Monday, September 5, 2011

The Devil's Dictionary: Review


The Devil's Dictionary by Ambrose Bierce was much harder going than anticipated. Weighing in at a mere 145 pages, you would think I would have whizzed right through this. Not so much. Bierce was a well-known American journalist, editorialist, short story writer, critic, and satirist. His satiric wit is especially renowned. I had found several mentions of his classic satirical reference book over the years and grabbed a copy up when I saw it on the shelf at our Friends of the Library's book store.

This "reference" book offers up reinterpretations of various terms in the English language. He devotes a lot of entries to lampoons of cant and political doublespeak, as well as other aspects of human foolishness and frailty. The difficulty in reading it now is that I am sure that many of the entries were much more pointed and funny to the reading public of the first decade of the 1900s. There are numerous references that I either didn't get at all or only recognize vaguely. The entries that I "get" are very funny and I wish I understood all of them equally well. It would probably also help if I were more of an Americanist in my reading. If I were as grounded in American literature from the time period as I am in British lit, I'm sure I'd find the humor in a lot more entries.


Some of my favorites:

Oblivion
, n. The state or condition in which the wicked cease from struggling and the dreary are at rest. Fame's eternal dumping ground. Cold storage for high hopes. A place where ambitious authors meet their works without pride and their betters without envy. A dormitory without an alarm clock.

Mausoleum
, n. The final and funniest folly of the rich.

Egoist, n. A person of low taste, more interested in himself than in me.

Telephone
, n. An invention of the devil which abrogates some of the advantage of making a disagreeable person keep his distance.

Omen
, n. A sign that something will happen if nothing happens.

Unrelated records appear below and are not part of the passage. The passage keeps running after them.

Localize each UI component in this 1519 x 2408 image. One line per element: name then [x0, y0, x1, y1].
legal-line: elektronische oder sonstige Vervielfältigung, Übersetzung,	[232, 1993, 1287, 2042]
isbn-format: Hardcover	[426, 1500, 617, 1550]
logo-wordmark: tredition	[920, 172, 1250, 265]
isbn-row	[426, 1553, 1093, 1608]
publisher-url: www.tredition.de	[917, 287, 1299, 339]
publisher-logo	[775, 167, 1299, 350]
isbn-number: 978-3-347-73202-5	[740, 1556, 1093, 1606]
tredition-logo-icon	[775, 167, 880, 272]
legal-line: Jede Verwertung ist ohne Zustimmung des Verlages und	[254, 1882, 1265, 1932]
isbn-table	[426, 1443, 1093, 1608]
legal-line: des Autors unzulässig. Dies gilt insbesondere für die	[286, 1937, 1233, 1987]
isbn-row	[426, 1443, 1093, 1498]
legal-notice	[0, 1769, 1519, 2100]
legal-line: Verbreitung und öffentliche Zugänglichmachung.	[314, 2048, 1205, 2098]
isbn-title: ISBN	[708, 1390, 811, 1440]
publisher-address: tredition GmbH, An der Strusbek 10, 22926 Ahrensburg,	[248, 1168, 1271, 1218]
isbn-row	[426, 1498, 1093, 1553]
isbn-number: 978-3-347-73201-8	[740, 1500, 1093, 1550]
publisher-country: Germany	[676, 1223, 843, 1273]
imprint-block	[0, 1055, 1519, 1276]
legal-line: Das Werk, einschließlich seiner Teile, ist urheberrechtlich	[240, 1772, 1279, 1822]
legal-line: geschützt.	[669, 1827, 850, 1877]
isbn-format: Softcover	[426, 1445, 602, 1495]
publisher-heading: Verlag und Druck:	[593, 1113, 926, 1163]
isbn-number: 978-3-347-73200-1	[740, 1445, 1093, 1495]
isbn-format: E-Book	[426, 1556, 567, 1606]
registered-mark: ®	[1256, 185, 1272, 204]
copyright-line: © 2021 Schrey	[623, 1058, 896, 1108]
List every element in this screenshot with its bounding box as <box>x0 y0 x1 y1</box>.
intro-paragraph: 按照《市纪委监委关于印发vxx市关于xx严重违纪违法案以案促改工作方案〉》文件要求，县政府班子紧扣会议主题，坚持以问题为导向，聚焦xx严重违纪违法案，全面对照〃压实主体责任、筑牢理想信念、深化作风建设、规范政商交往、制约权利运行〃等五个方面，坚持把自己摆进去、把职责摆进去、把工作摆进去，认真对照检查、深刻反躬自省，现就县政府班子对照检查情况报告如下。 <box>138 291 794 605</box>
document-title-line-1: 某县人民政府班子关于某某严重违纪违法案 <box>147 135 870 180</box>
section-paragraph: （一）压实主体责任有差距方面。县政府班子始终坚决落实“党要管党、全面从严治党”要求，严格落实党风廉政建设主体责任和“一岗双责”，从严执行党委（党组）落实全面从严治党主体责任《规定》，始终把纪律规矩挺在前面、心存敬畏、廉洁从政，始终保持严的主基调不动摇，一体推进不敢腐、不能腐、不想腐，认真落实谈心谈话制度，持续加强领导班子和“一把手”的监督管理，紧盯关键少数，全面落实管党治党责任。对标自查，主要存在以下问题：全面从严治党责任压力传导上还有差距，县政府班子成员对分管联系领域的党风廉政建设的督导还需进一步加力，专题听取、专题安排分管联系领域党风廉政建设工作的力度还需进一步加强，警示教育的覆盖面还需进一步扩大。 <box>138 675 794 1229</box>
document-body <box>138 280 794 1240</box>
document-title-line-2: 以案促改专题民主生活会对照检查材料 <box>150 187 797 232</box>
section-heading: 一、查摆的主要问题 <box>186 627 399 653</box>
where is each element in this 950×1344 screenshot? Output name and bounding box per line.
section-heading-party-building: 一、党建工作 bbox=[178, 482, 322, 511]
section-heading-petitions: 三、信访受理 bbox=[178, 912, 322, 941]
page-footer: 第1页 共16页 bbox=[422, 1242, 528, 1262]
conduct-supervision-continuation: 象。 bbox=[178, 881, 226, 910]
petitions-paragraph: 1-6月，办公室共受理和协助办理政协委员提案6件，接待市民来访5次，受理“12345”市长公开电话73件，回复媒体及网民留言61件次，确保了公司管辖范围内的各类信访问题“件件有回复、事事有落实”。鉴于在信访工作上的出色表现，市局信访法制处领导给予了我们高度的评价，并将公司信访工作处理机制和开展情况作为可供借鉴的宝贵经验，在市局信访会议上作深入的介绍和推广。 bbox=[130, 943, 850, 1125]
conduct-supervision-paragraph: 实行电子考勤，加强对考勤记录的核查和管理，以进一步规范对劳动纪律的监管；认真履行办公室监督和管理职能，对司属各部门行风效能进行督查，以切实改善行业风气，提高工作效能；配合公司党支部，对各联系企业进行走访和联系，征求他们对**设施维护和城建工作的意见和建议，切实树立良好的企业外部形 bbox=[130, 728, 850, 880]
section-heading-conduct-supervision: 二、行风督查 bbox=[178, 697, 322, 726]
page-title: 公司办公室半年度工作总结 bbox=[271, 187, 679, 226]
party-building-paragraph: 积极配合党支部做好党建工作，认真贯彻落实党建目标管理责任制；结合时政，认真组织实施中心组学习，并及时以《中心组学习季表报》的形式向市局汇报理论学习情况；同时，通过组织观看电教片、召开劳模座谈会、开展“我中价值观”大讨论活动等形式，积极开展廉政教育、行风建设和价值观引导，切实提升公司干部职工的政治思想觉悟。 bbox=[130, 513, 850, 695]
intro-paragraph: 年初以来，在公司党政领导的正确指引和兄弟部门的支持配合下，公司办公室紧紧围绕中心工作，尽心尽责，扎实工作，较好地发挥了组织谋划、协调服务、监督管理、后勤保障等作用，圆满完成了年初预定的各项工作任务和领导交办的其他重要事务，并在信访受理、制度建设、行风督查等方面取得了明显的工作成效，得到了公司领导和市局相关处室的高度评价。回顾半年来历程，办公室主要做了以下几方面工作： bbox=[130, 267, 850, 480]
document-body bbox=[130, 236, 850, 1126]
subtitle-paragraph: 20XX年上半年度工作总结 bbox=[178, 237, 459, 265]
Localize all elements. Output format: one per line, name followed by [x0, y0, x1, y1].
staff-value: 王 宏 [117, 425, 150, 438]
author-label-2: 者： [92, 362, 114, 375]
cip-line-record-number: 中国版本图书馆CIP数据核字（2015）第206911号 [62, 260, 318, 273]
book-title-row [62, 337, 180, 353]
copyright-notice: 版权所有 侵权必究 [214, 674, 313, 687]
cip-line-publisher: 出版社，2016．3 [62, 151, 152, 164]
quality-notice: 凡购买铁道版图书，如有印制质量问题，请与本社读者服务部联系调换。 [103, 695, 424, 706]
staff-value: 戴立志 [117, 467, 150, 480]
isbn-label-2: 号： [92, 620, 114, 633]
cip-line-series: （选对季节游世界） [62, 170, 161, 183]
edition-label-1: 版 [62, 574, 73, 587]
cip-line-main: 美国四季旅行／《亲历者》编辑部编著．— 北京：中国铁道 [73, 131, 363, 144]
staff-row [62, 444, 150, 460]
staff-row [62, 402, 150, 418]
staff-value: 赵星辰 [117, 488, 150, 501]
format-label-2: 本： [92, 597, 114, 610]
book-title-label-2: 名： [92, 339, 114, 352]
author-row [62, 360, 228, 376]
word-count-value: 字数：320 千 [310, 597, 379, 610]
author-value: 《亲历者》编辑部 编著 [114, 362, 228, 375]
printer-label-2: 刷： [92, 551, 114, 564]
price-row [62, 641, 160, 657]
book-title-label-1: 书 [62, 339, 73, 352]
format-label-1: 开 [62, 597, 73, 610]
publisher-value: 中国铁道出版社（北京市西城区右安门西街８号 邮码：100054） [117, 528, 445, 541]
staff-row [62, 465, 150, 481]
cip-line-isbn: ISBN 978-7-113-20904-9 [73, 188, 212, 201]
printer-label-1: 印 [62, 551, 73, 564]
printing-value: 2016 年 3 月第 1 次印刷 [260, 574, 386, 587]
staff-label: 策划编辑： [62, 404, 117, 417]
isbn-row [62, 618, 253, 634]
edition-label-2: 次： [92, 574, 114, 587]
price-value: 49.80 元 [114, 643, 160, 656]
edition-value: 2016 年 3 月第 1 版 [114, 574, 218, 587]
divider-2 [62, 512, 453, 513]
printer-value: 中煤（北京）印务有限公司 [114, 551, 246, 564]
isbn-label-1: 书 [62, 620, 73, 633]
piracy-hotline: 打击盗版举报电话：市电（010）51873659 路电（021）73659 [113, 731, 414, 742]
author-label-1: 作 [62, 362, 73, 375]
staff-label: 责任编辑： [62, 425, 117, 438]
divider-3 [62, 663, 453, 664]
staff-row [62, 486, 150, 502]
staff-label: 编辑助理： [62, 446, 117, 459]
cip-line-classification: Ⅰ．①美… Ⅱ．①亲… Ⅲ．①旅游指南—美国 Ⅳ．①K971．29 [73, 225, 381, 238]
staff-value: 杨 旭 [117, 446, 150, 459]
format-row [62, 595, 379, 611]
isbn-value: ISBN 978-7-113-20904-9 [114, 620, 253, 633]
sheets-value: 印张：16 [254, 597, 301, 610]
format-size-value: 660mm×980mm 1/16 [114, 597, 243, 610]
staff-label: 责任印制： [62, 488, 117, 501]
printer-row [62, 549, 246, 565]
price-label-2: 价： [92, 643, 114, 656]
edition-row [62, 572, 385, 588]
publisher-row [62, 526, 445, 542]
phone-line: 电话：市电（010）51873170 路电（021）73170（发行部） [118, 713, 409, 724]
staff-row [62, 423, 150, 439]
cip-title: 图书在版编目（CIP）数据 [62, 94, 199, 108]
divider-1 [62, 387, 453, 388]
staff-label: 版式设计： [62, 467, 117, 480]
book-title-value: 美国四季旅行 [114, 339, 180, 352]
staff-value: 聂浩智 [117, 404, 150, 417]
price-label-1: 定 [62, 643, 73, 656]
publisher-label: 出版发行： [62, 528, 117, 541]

I suppose this can only count for the R. I. P. Challenge if we base it on the use of "Devil" in the title. I believe I'll read another book. Three stars...barely.


4 comments:

Christy (Love of Books) said...

I really like Ambrose Brice.

A couple of my favorite from TDD are:

ALONE, adj. In bad company.

BEAUTY, n. The power by which a woman charms a lover and terrifies a husband.

SELFISH, adj.Devoid of consideration for the selfishness of others.

Carl V. said...

I haven't read the book, but many is a time I've used an Ambrose Bierce quote in a post. He was definitely brilliant with words.

The Devil's Dictionary may be one of those books that would benefit from an Annotated Edition so that we could "get" more of the humor by being informed of what it referenced.

Kailana said...

Sorry it didn't work better for you, but your review still manages to make it sound interesting.

jenclair said...

I love it, but then, I didn't sit down and read it from cover for a challenge. I just read a few pages and put it aside for awhile, and then came back to it.